Beneath the blankets, unmoved from last night’s position, her little sister slept a dreamless sleep. Kelly crept up to the foot of the bed, brushed the curtains away.

What do you really think of me, Becky? What do you really think of your older sister, the sister you never got to know because she was afraid and embarrassed and downright chicken shit and split when you were very young? And forgot about you too—let’s not forget that, Becky, darling. Your big sister—me, the one standing here right now—left and never looked back. No sense bothering to sugar-coat any of it. All cards on the table, all aces facing up. What do you think of me, Becky? Even now in your sleep, what do you think of your sorry big sister?

For a brief moment, she thought the girl stirred beneath the bedclothes. She watched her like a pupil, followed the trail of the IV tube from her arm to the bag of fluid hanging from the rack beside the bed. Here, in the daylight, it was easy to see what her attacker had done. Becky’s face was a mottled patchwork of hues, the skin of soured fruit and ruptured vessels. The left side of her mouth was puffed out and split vertically; a mossy growth of scabs clung to her lower lip and chin. And her eyelids looked blue, and as thin as tissue.

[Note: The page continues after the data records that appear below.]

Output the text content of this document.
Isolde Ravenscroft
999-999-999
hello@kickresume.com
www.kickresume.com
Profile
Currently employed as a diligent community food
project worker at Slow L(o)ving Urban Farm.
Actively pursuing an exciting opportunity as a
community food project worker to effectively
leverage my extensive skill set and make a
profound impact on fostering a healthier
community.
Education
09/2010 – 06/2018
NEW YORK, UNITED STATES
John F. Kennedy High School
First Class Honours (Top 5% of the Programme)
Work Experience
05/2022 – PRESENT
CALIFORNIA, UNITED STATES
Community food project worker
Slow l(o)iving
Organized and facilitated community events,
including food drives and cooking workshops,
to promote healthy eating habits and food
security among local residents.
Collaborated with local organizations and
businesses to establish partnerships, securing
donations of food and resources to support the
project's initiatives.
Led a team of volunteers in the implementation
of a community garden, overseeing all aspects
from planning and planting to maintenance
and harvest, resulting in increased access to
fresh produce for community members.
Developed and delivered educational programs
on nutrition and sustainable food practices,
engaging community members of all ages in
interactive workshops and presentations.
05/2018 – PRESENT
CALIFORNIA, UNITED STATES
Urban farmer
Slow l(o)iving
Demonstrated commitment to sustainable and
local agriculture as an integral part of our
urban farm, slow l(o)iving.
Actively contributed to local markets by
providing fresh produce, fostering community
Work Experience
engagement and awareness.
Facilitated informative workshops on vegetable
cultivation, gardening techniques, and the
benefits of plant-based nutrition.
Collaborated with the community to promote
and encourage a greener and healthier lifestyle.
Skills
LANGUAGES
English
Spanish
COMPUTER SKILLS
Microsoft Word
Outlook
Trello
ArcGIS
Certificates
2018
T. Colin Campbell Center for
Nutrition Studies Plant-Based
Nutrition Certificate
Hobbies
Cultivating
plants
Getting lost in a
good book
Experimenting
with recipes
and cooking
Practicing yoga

What do you think of me, Becky?

“God,” she muttered. “Little Baby Roundabout.”

She went to the window to pull it closed and saw someone down below, standing half-hidden beneath the edge of the woods: there and then gone, too quick for her to make out any detail. But
someone.

 

 

It was cold outside. The second Kelly stepped from the house, the frigid air attacked her, slammed into her like a speeding car into a brick wall. At this rate, the winter was going to be brutal, even worse than in the city. Up here, a brutal winter was practically a death sentence—families jailed up for what could potentially be months while the snow outside accumulated with no apparent end in sight. Sometimes three, four, five feet. And not just against the doors and windows and siding, but heavy on the roof, on skylights and chimneys and spires and porches. A snapping sound in the night could be a section of roof giving up the fight. Skylights splintered and cracked, and that was a problem, particularly when the weather started to warm up and the snow would start melting. The sleet and hail that had attacked the airport was nothing; Spires understood the power of winter, understood that it was something to be respected and feared. And it would be a fearful winter this year, Kelly knew.